You can use vertical table partitioning to move infrequently used columns into another table. Moving the infrequently used columns makes the main table narrower and allows more rows to fit on a page.

Horizontal table partitioning is a bit more complicated. But when tables that use horizontal table partitioning are designed correctly, you may obtain huge scalability gains. One of the most common scenarios for horizontal table partitioning is to support history or archive databases where partitions can be easily delineated by date. A simple method that you can use to view the data is to use partitioned views in conjunction with check constraints.

Data-dependent routing is even more effective for very large systems. With this approach, you use tables to hold partition information. Access is then routed to the appropriate partition directly so that the overhead of the partitioned view is avoided.

If you use a partitioned view, make sure that the execution plan shows that only the relevant partitions are being accessed. Figure 14.4 shows an execution plan over a partitioned view on three orders tables that have been horizontally partitioned by the OrderDate column. There is one table per year for 1996, 1997, and 1998. Each table has a PartitionID column that has a check constraint. There is also a partition table that includes a PartitionID and the year for that partition. The query then uses the partition table to get the appropriate PartitionID for each year and to access only the appropriate partition.

Although the graphical query plan includes both tables in the plan, moving the mouse over the Tip on the Filter icon shows that this is a start filter, as seen in the STARTUP clause in the argument of the filter. A start filter is a special type of filter that you want to see in plans that use partitioned views.


image: SQLExecutionPlanWithFilters.gif


Figure 14.4: An execution plan that shows the filter details


Note that the SET STATISITCS IO output shown in Figure 14.5 shows that only the Orders98 table was actually accessed.


image: SQLStatisticsOutput.gif


Figure 14.5: SET STATISTICS IO output


References

For more information about the graphical execution plan, see "Graphically Displaying the Execution Plan Using SQL Query Analyzer" on MSDN at http://msdn.microsoft.com/library/en-us/optimsql/odp_tun_1_5pde.asp.


Scale Up for Most Applications

If you still have high levels of system resource use after you tune your application and after you address historical and reporting data issues, consider replacing slow hardware components with new, faster components.

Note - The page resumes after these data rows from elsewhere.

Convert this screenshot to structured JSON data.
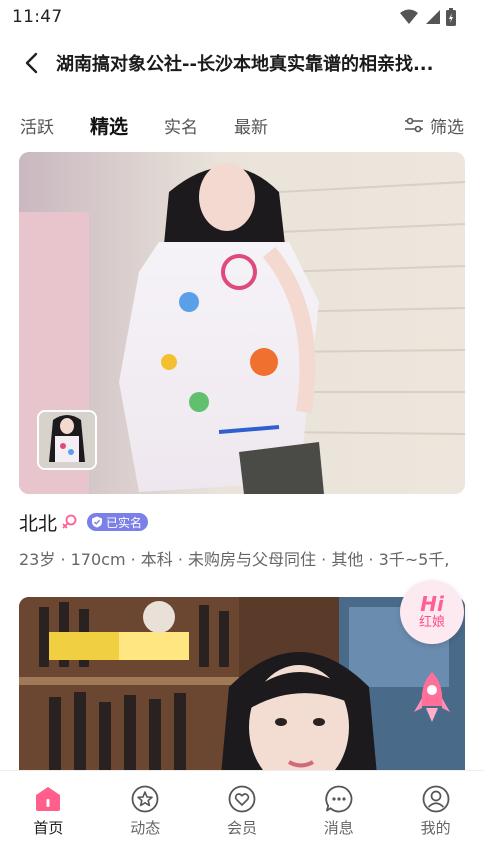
{
  "status_bar": {
    "time": "11:47"
  },
  "header": {
    "title": "湖南搞对象公社--长沙本地真实靠谱的相亲找..."
  },
  "tabs": [
    {
      "label": "活跃"
    },
    {
      "label": "精选"
    },
    {
      "label": "实名"
    },
    {
      "label": "最新"
    }
  ],
  "active_tab": "精选",
  "filter": {
    "label": "筛选"
  },
  "cards": [
    {
      "name": "北北",
      "verified_label": "已实名",
      "info": "23岁 · 170cm · 本科 · 未购房与父母同住 · 其他 · 3千~5千,"
    }
  ],
  "floating": {
    "hi": "Hi",
    "label": "红娘"
  },
  "bottom_nav": [
    {
      "label": "首页"
    },
    {
      "label": "动态"
    },
    {
      "label": "会员"
    },
    {
      "label": "消息"
    },
    {
      "label": "我的"
    }
  ],
  "colors": {
    "accent_pink": "#ff5f93",
    "badge_purple": "#7b7fe8"
  }
}
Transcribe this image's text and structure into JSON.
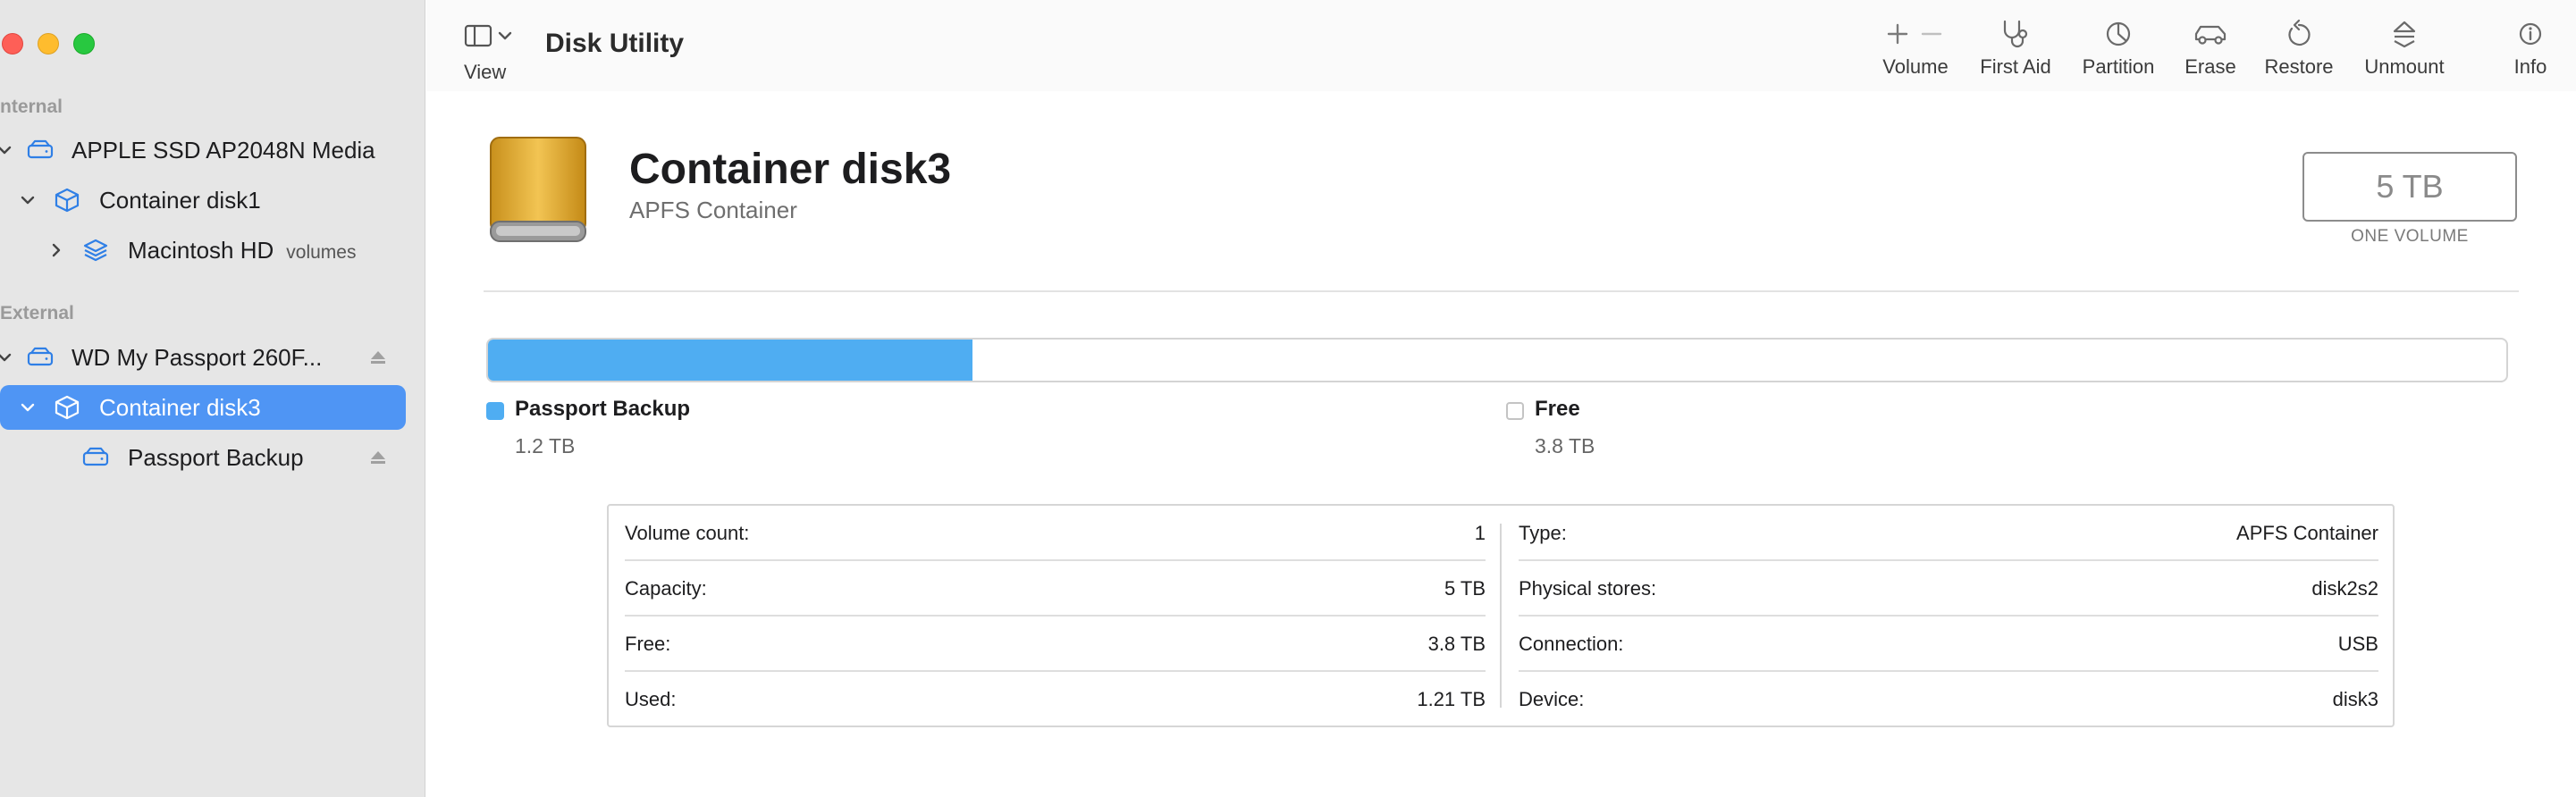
{
  "app": {
    "title": "Disk Utility"
  },
  "toolbar": {
    "view_label": "View",
    "items": [
      {
        "label": "Volume",
        "icon": "plus-minus-icon"
      },
      {
        "label": "First Aid",
        "icon": "stethoscope-icon"
      },
      {
        "label": "Partition",
        "icon": "pie-icon"
      },
      {
        "label": "Erase",
        "icon": "car-erase-icon"
      },
      {
        "label": "Restore",
        "icon": "restore-arrow-icon"
      },
      {
        "label": "Unmount",
        "icon": "eject-unmount-icon"
      },
      {
        "label": "Info",
        "icon": "info-icon"
      }
    ]
  },
  "sidebar": {
    "internal_label": "nternal",
    "external_label": "External",
    "items": [
      {
        "label": "APPLE SSD AP2048N Media",
        "icon": "drive-icon"
      },
      {
        "label": "Container disk1",
        "icon": "container-icon"
      },
      {
        "label": "Macintosh HD",
        "sub": "volumes",
        "icon": "volumes-stack-icon"
      },
      {
        "label": "WD My Passport 260F...",
        "icon": "drive-icon"
      },
      {
        "label": "Container disk3",
        "icon": "container-icon"
      },
      {
        "label": "Passport Backup",
        "icon": "drive-icon"
      }
    ]
  },
  "main": {
    "disk_name": "Container disk3",
    "disk_type": "APFS Container",
    "capacity_display": "5 TB",
    "capacity_sub": "ONE VOLUME",
    "usage": {
      "used_fraction": 0.24,
      "segments": [
        {
          "name": "Passport Backup",
          "value": "1.2 TB",
          "color": "#4fadf2"
        },
        {
          "name": "Free",
          "value": "3.8 TB",
          "color": "#ffffff"
        }
      ]
    },
    "info": {
      "left": [
        {
          "label": "Volume count:",
          "value": "1"
        },
        {
          "label": "Capacity:",
          "value": "5 TB"
        },
        {
          "label": "Free:",
          "value": "3.8 TB"
        },
        {
          "label": "Used:",
          "value": "1.21 TB"
        }
      ],
      "right": [
        {
          "label": "Type:",
          "value": "APFS Container"
        },
        {
          "label": "Physical stores:",
          "value": "disk2s2"
        },
        {
          "label": "Connection:",
          "value": "USB"
        },
        {
          "label": "Device:",
          "value": "disk3"
        }
      ]
    }
  }
}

Or, consider adding more hardware to your existing server.

High levels of system resource use include high CPU utilization, high memory use, and excessive disk I/O. The new components you might add include additional processors or memory. Alternatively, consider replacing your existing server with a new, more powerful server.

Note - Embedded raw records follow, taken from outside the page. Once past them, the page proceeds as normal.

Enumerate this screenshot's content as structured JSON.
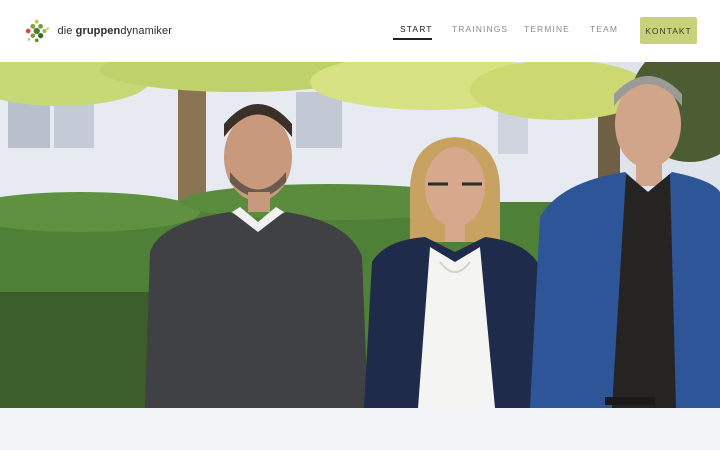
{
  "brand": {
    "prefix": "die ",
    "bold": "gruppen",
    "suffix": "dynamiker"
  },
  "nav": {
    "items": [
      {
        "label": "START",
        "active": true
      },
      {
        "label": "TRAININGS",
        "active": false
      },
      {
        "label": "TERMINE",
        "active": false
      },
      {
        "label": "TEAM",
        "active": false
      }
    ],
    "cta_label": "KONTAKT"
  },
  "colors": {
    "accent": "#c8d27a",
    "text_dark": "#222222",
    "nav_muted": "#8a8a8a"
  },
  "hero": {
    "image_alt": "Team photo of three people standing outdoors in front of a hedge and blossoming tree"
  }
}
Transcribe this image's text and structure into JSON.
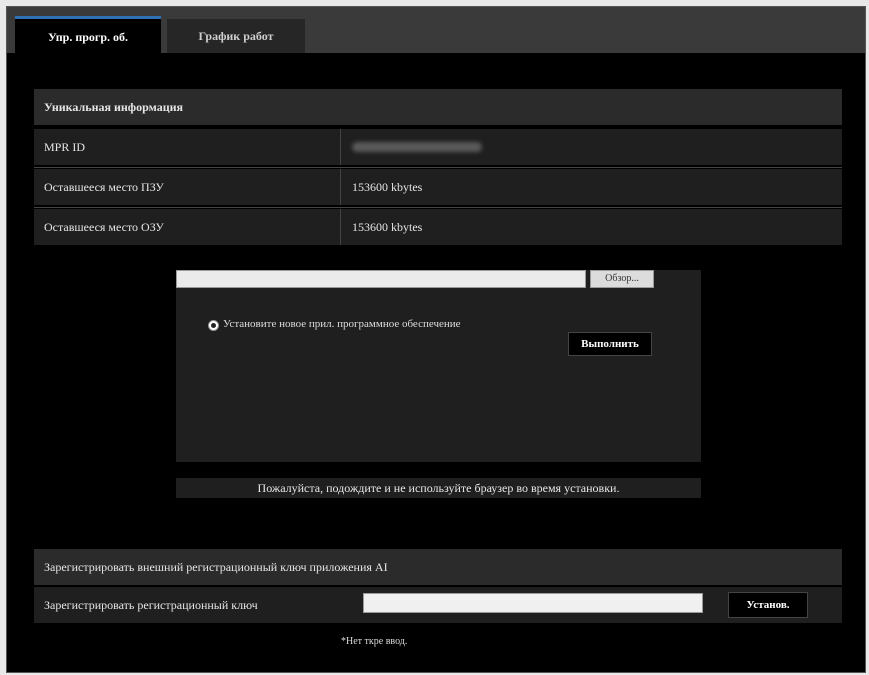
{
  "tabs": [
    {
      "label": "Упр. прогр. об.",
      "active": true
    },
    {
      "label": "График работ",
      "active": false
    }
  ],
  "info": {
    "header": "Уникальная информация",
    "rows": [
      {
        "label": "MPR ID",
        "value": ""
      },
      {
        "label": "Оставшееся место ПЗУ",
        "value": "153600 kbytes"
      },
      {
        "label": "Оставшееся место ОЗУ",
        "value": "153600 kbytes"
      }
    ]
  },
  "firmware": {
    "file_value": "",
    "browse_label": "Обзор...",
    "radio_label": "Установите новое прил. программное обеспечение",
    "execute_label": "Выполнить",
    "notice": "Пожалуйста, подождите и не используйте браузер во время установки."
  },
  "key": {
    "header": "Зарегистрировать внешний регистрационный ключ приложения AI",
    "label": "Зарегистрировать регистрационный ключ",
    "input_value": "",
    "button_label": "Установ.",
    "note": "*Нет ткре ввод."
  },
  "colors": {
    "background": "#000000",
    "row": "#1f1f1f",
    "header": "#2b2b2b",
    "tab_accent": "#2f6fb3"
  }
}
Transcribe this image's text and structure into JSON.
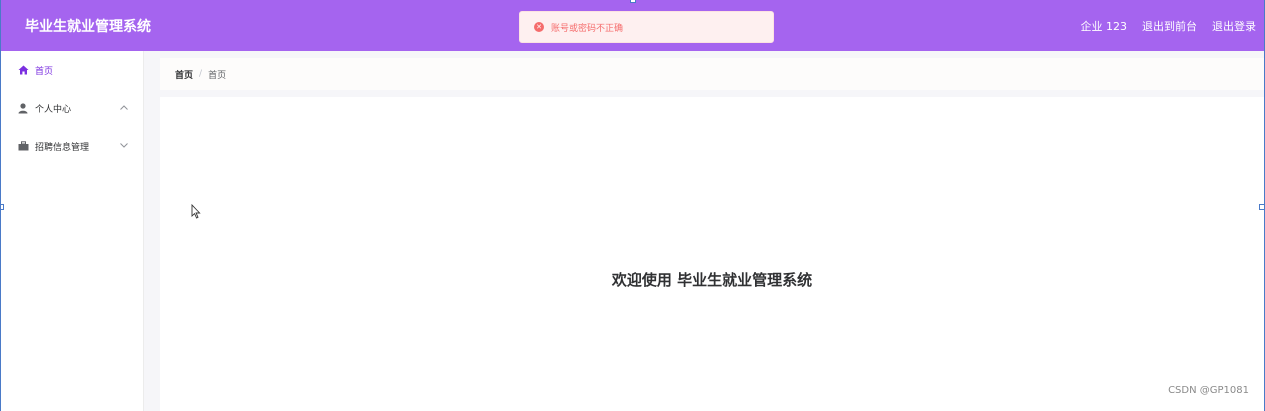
{
  "header": {
    "app_title": "毕业生就业管理系统",
    "user_label": "企业 123",
    "back_to_front": "退出到前台",
    "logout": "退出登录"
  },
  "toast": {
    "icon": "error-circle-icon",
    "message": "账号或密码不正确"
  },
  "sidebar": {
    "items": [
      {
        "label": "首页",
        "icon": "home-icon",
        "active": true
      },
      {
        "label": "个人中心",
        "icon": "user-icon",
        "expanded": true
      },
      {
        "label": "招聘信息管理",
        "icon": "briefcase-icon",
        "expanded": false
      }
    ]
  },
  "breadcrumb": {
    "home": "首页",
    "separator": "/",
    "current": "首页"
  },
  "main": {
    "welcome": "欢迎使用 毕业生就业管理系统"
  },
  "watermark": "CSDN @GP1081",
  "colors": {
    "header_bg": "#a564ef",
    "accent": "#7b2fe0",
    "error": "#f56c6c"
  }
}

Ensure that any configuration changes take full advantage of the new hardware. For example, you may need to use the /3GB switch in the Boot.ini file. This is an easy next step for both migration and maintenance reasons. You should perform tests to help determine the new server capacity that you require.

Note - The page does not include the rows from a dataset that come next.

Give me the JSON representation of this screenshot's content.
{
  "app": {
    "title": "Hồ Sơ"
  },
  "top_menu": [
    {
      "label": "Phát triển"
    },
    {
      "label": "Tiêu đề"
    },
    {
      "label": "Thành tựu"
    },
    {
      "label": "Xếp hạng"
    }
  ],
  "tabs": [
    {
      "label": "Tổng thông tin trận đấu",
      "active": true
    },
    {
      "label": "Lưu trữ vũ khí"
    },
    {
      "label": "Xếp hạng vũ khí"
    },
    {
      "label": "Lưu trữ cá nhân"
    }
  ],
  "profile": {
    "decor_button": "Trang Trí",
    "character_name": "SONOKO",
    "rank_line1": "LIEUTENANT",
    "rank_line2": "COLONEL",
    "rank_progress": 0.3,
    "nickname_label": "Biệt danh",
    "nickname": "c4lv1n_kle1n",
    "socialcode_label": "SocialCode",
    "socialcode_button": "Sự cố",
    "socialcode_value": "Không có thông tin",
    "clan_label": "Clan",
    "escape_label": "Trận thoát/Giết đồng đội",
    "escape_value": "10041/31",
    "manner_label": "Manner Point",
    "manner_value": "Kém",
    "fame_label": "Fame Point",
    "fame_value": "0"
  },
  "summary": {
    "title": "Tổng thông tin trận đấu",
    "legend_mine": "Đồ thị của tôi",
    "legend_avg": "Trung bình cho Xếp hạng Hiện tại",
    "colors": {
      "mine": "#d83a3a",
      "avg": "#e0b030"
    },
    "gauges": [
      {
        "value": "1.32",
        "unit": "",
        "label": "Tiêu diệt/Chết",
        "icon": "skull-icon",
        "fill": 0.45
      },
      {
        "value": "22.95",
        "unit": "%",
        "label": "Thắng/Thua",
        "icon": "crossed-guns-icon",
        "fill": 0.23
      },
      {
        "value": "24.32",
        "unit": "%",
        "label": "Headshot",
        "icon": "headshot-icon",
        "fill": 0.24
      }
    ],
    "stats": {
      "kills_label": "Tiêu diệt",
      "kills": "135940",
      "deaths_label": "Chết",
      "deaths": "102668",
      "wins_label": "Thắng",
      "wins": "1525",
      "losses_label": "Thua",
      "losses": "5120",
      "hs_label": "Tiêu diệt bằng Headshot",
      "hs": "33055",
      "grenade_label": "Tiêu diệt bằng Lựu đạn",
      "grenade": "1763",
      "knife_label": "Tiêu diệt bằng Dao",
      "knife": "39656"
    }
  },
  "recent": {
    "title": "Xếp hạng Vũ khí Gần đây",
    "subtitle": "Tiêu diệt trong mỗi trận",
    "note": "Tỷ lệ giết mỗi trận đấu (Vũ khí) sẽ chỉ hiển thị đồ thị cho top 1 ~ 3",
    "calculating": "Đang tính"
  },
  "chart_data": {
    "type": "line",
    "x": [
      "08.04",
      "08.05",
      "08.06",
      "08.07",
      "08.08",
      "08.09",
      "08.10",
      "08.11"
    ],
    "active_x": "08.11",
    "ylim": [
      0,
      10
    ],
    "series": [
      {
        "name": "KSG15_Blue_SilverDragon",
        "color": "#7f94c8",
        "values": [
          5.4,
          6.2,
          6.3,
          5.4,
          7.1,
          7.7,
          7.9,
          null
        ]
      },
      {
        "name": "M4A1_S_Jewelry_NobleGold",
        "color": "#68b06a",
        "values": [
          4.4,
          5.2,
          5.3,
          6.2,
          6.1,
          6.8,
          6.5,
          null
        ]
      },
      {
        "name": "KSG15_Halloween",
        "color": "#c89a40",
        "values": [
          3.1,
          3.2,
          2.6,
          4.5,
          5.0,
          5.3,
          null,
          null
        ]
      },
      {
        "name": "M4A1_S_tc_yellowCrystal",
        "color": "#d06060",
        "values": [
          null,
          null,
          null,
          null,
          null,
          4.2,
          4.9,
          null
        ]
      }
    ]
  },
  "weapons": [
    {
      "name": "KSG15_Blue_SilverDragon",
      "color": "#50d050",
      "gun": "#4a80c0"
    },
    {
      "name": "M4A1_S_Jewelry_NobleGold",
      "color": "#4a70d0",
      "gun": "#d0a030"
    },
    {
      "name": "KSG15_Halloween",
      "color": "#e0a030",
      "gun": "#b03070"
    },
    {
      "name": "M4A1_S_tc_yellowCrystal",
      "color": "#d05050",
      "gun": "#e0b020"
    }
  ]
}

Scale Out When Scaling Up Does Not Suffice or Is Cost-Prohibitive

If your application still does not perform well enough, you can consider scaling out or implementing a federated servers option. These approaches usually require certain tables to be horizontally partitioned so that they reside on separate servers. The approaches may also require some replication between servers of the main domain tables that also have to be available on a partition.

Disaster recovery and failover are also more complex for federated servers. You have to determine if the benefit of this added complexity outweighs the cost advantage of being able to use consumer-class computers for federated servers.